Most people would look at a drop spindle of any kind and go..."Your gonna make yarn with that thing?" and in all honesty, they are not gorgeous...or overly impressive looking tools. But they work! And I was so excited to be able to start spinning the wool! Shortly after we had purchased the supplies for the drop spindle, we had also picked up some beautiful hand carders, and so I was set.

Let me tell you, when you first start to spin, on either a drop spindle or a spinning wheel, the yarn comes out looking...well...awful. It is lumpy, it is thick in places, super thin in others, and the amount of spin on it is so incredibly high (or low) that it is good for absolutely nothing. Not only that, but if you have not thoroughly washed the wool with a soap that pulls the grease from the wool, it clumps together, is hard to card, and you end up with lanolin all over your hands. However, despite my horrendous looking first tries, and my poor wash jobs, I really liked it. It was most often quite soothing to simply sit and spin for hours (although sometimes extremely frustrating) and I felt I was slowly making progress.

Then came my spinning wheel. Oh my It was so lovely, being made completely out of wood and having such a simply design that made it so easy to learn with. It's been a real blessing. Spinning on a drop spindle is great, and you can get a considerable amount done in several hours if you get really good at it, but a spinning wheel made the process so much more efficient for me. I could do a lot more all at once because of the bobbins that had come with it, and it was so easy to ply the wool, which made it just perfect for me. 
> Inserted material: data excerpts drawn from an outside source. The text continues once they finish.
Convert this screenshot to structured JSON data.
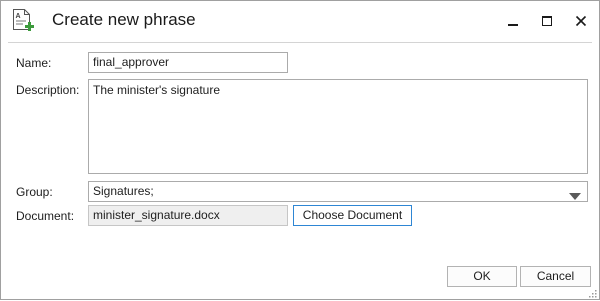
{
  "window": {
    "title": "Create new phrase",
    "icon": "phrase-document-add-icon",
    "controls": [
      "minimize-icon",
      "maximize-icon",
      "close-icon"
    ]
  },
  "form": {
    "name_label": "Name:",
    "name_value": "final_approver",
    "description_label": "Description:",
    "description_value": "The minister's signature",
    "group_label": "Group:",
    "group_value": "Signatures;",
    "document_label": "Document:",
    "document_value": "minister_signature.docx",
    "choose_document_label": "Choose Document"
  },
  "footer": {
    "ok_label": "OK",
    "cancel_label": "Cancel"
  },
  "colors": {
    "accent_border": "#2e86d4",
    "icon_green": "#3c9a3c",
    "field_border": "#ababab"
  }
}
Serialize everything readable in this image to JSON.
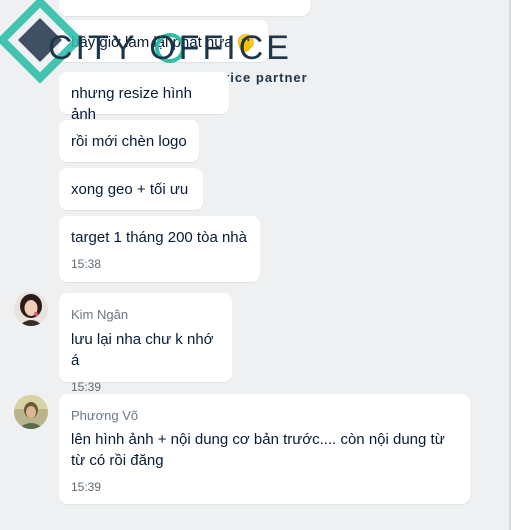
{
  "logo": {
    "brand_name": "CITY OFFICE",
    "tagline": "Office service partner",
    "primary_color": "#1e3448",
    "accent_color": "#2fbfa8"
  },
  "messages": [
    {
      "text": "bây giờ làm lại phát nữa 🙂"
    },
    {
      "text": "nhưng resize hình ảnh"
    },
    {
      "text": "rồi mới chèn logo"
    },
    {
      "text": "xong geo + tối ưu"
    },
    {
      "text": "target 1 tháng 200 tòa nhà",
      "time": "15:38"
    }
  ],
  "kim_ngan": {
    "sender": "Kim Ngân",
    "text": "lưu lại nha chư k nhớ á",
    "time": "15:39"
  },
  "phuong_vo": {
    "sender": "Phương Võ",
    "text": "lên hình ảnh + nội dung cơ bản trước.... còn nội dung từ từ có rồi đăng",
    "time": "15:39"
  }
}
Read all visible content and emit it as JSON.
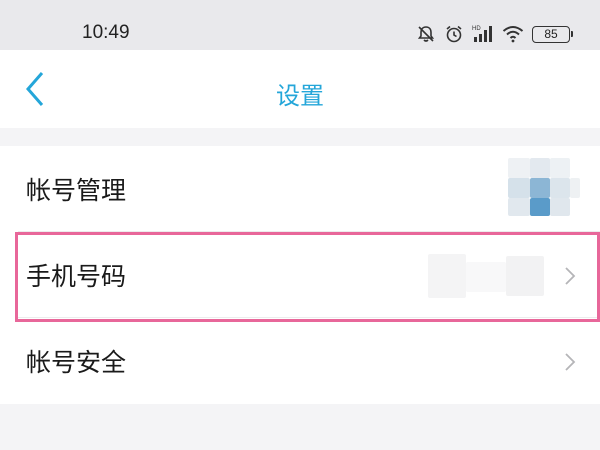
{
  "status_bar": {
    "time": "10:49",
    "battery": "85"
  },
  "header": {
    "title": "设置"
  },
  "settings": {
    "items": [
      {
        "label": "帐号管理"
      },
      {
        "label": "手机号码"
      },
      {
        "label": "帐号安全"
      }
    ]
  },
  "colors": {
    "accent": "#24a6d9",
    "highlight": "#e8679a"
  }
}
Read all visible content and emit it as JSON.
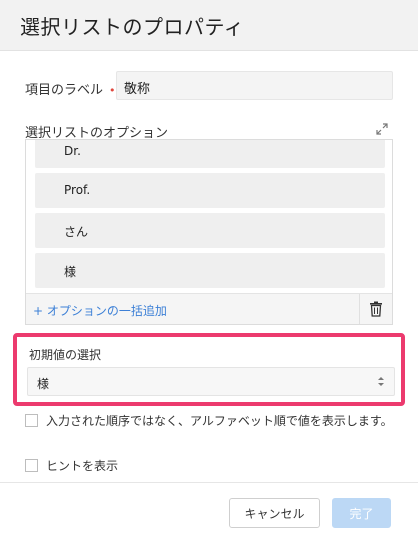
{
  "dialog": {
    "title": "選択リストのプロパティ"
  },
  "field_label": {
    "label": "項目のラベル",
    "required_mark": "•",
    "value": "敬称"
  },
  "options": {
    "label": "選択リストのオプション",
    "expand_icon": "expand-icon",
    "items": [
      "Dr.",
      "Prof.",
      "さん",
      "様"
    ],
    "bulk_add": "+ オプションの一括追加",
    "delete_icon": "trash-icon"
  },
  "default_value": {
    "label": "初期値の選択",
    "selected": "様",
    "highlight_color": "#ec3a6e"
  },
  "checkboxes": {
    "alphabetical": "入力された順序ではなく、アルファベット順で値を表示します。",
    "show_hint": "ヒントを表示"
  },
  "footer": {
    "cancel": "キャンセル",
    "done": "完了"
  }
}
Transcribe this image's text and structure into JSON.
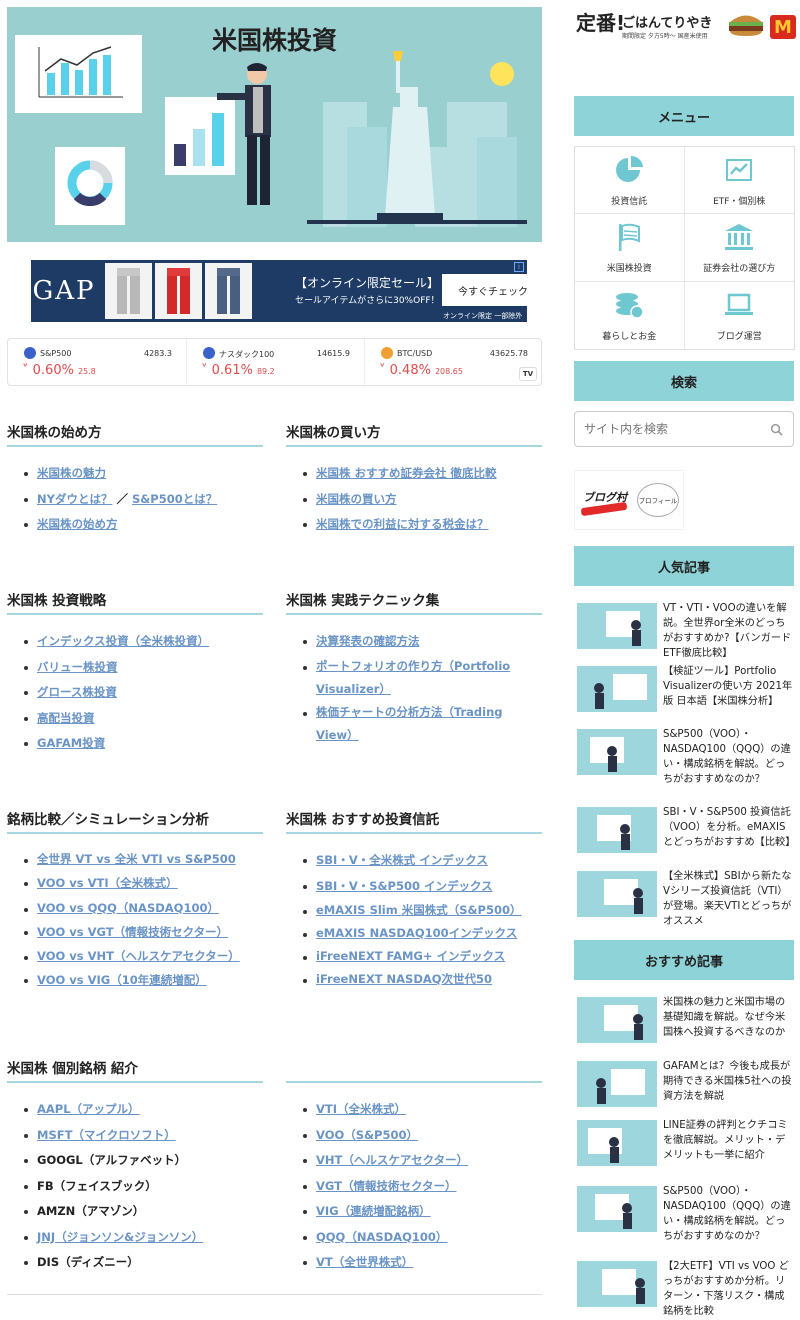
{
  "hero": {
    "title": "米国株投資"
  },
  "ad": {
    "logo": "GAP",
    "headline": "【オンライン限定セール】",
    "sub": "セールアイテムがさらに30%OFF！",
    "cta": "今すぐチェック",
    "note": "オンライン限定 一部除外品あり",
    "info": "i"
  },
  "ticker": [
    {
      "name": "S&P500",
      "price": "4283.3",
      "change": "0.60%",
      "sub": "25.8",
      "flag": "#3b62c8"
    },
    {
      "name": "ナスダック100",
      "price": "14615.9",
      "change": "0.61%",
      "sub": "89.2",
      "flag": "#3b62c8"
    },
    {
      "name": "BTC/USD",
      "price": "43625.78",
      "change": "0.48%",
      "sub": "208.65",
      "flag": "#f0a030"
    }
  ],
  "tv_badge": "TV",
  "sections": [
    {
      "title": "米国株の始め方",
      "items": [
        {
          "text": "米国株の魅力",
          "link": true
        },
        {
          "text": "NYダウとは？",
          "link": true,
          "extra_sep": " ／ ",
          "extra": "S&P500とは？"
        },
        {
          "text": "米国株の始め方",
          "link": true
        }
      ]
    },
    {
      "title": "米国株の買い方",
      "items": [
        {
          "text": "米国株 おすすめ証券会社 徹底比較",
          "link": true
        },
        {
          "text": "米国株の買い方",
          "link": true
        },
        {
          "text": "米国株での利益に対する税金は？",
          "link": true
        }
      ]
    },
    {
      "title": "米国株 投資戦略",
      "items": [
        {
          "text": "インデックス投資（全米株投資）",
          "link": true
        },
        {
          "text": "バリュー株投資",
          "link": true
        },
        {
          "text": "グロース株投資",
          "link": true
        },
        {
          "text": "高配当投資",
          "link": true
        },
        {
          "text": "GAFAM投資",
          "link": true
        }
      ]
    },
    {
      "title": "米国株 実践テクニック集",
      "items": [
        {
          "text": "決算発表の確認方法",
          "link": true
        },
        {
          "text": "ポートフォリオの作り方（Portfolio Visualizer）",
          "link": true
        },
        {
          "text": "株価チャートの分析方法（Trading View）",
          "link": true
        }
      ]
    },
    {
      "title": "銘柄比較／シミュレーション分析",
      "items": [
        {
          "text": "全世界 VT vs 全米 VTI vs S&P500",
          "link": true
        },
        {
          "text": "VOO vs VTI（全米株式）",
          "link": true
        },
        {
          "text": "VOO vs QQQ（NASDAQ100）",
          "link": true
        },
        {
          "text": "VOO vs VGT（情報技術セクター）",
          "link": true
        },
        {
          "text": "VOO vs VHT（ヘルスケアセクター）",
          "link": true
        },
        {
          "text": "VOO vs VIG（10年連続増配）",
          "link": true
        }
      ]
    },
    {
      "title": "米国株 おすすめ投資信託",
      "items": [
        {
          "text": "SBI・V・全米株式 インデックス",
          "link": true
        },
        {
          "text": "SBI・V・S&P500 インデックス",
          "link": true
        },
        {
          "text": "eMAXIS Slim 米国株式（S&P500）",
          "link": true
        },
        {
          "text": "eMAXIS NASDAQ100インデックス",
          "link": true
        },
        {
          "text": "iFreeNEXT FAMG+ インデックス",
          "link": true
        },
        {
          "text": "iFreeNEXT NASDAQ次世代50",
          "link": true
        }
      ]
    },
    {
      "title": "米国株 個別銘柄 紹介",
      "items": [
        {
          "text": "AAPL（アップル）",
          "link": true
        },
        {
          "text": "MSFT（マイクロソフト）",
          "link": true
        },
        {
          "text": "GOOGL（アルファベット）",
          "link": false
        },
        {
          "text": "FB（フェイスブック）",
          "link": false
        },
        {
          "text": "AMZN（アマゾン）",
          "link": false
        },
        {
          "text": "JNJ（ジョンソン&ジョンソン）",
          "link": true
        },
        {
          "text": "DIS（ディズニー）",
          "link": false
        }
      ]
    },
    {
      "title": "",
      "items": [
        {
          "text": "VTI（全米株式）",
          "link": true
        },
        {
          "text": "VOO（S&P500）",
          "link": true
        },
        {
          "text": "VHT（ヘルスケアセクター）",
          "link": true
        },
        {
          "text": "VGT（情報技術セクター）",
          "link": true
        },
        {
          "text": "VIG（連続増配銘柄）",
          "link": true
        },
        {
          "text": "QQQ（NASDAQ100）",
          "link": true
        },
        {
          "text": "VT（全世界株式）",
          "link": true
        }
      ]
    }
  ],
  "sidebar": {
    "top_ad": {
      "word": "定番!",
      "title": "ごはんてりやき",
      "sub": "期間限定 夕方5時〜 国産米使用",
      "brand": "M"
    },
    "menu_title": "メニュー",
    "menu": [
      {
        "label": "投資信託",
        "icon": "pie-chart-icon"
      },
      {
        "label": "ETF・個別株",
        "icon": "line-chart-icon"
      },
      {
        "label": "米国株投資",
        "icon": "flag-icon"
      },
      {
        "label": "証券会社の選び方",
        "icon": "bank-icon"
      },
      {
        "label": "暮らしとお金",
        "icon": "coins-icon"
      },
      {
        "label": "ブログ運営",
        "icon": "laptop-icon"
      }
    ],
    "search_title": "検索",
    "search_placeholder": "サイト内を検索",
    "blogmura": {
      "text": "ブログ村",
      "profile": "プロフィール"
    },
    "popular_title": "人気記事",
    "popular": [
      "VT・VTI・VOOの違いを解説。全世界or全米のどっちがおすすめか?【バンガードETF徹底比較】",
      "【検証ツール】Portfolio Visualizerの使い方 2021年版 日本語【米国株分析】",
      "S&P500（VOO）・NASDAQ100（QQQ）の違い・構成銘柄を解説。どっちがおすすめなのか？",
      "SBI・V・S&P500 投資信託（VOO）を分析。eMAXIS とどっちがおすすめ【比較】",
      "【全米株式】SBIから新たなVシリーズ投資信託（VTI）が登場。楽天VTIとどっちがオススメ"
    ],
    "recommended_title": "おすすめ記事",
    "recommended": [
      "米国株の魅力と米国市場の基礎知識を解説。なぜ今米国株へ投資するべきなのか",
      "GAFAMとは？今後も成長が期待できる米国株5社への投資方法を解説",
      "LINE証券の評判とクチコミを徹底解説。メリット・デメリットも一挙に紹介",
      "S&P500（VOO）・NASDAQ100（QQQ）の違い・構成銘柄を解説。どっちがおすすめなのか？",
      "【2大ETF】VTI vs VOO どっちがおすすめか分析。リターン・下落リスク・構成銘柄を比較"
    ]
  },
  "colors": {
    "accent": "#8ed3d8",
    "link": "#6a94c6",
    "hero_bg": "#9acfd0",
    "down": "#e04b4b"
  }
}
All in all, it was quite the learning curve to get to the point where I was spinning my own yarn and I spent many hours sighing and sitting with my head in my hands, wishing that I could improve faster. But it was absolutely worth it.

Now, a couple years later, the yarn it straight and even, the wool that comes out of the wash bucket is clean and easy to card, and the products able to be created with the finished yarn are endless! It is not a job that can be done in a short period of time, and so my work days are very long, but seeing a family friend of ours wearing the very first hat I sold, solidified my desire to continue making beautiful creations with the wool that is processed right here on the farm!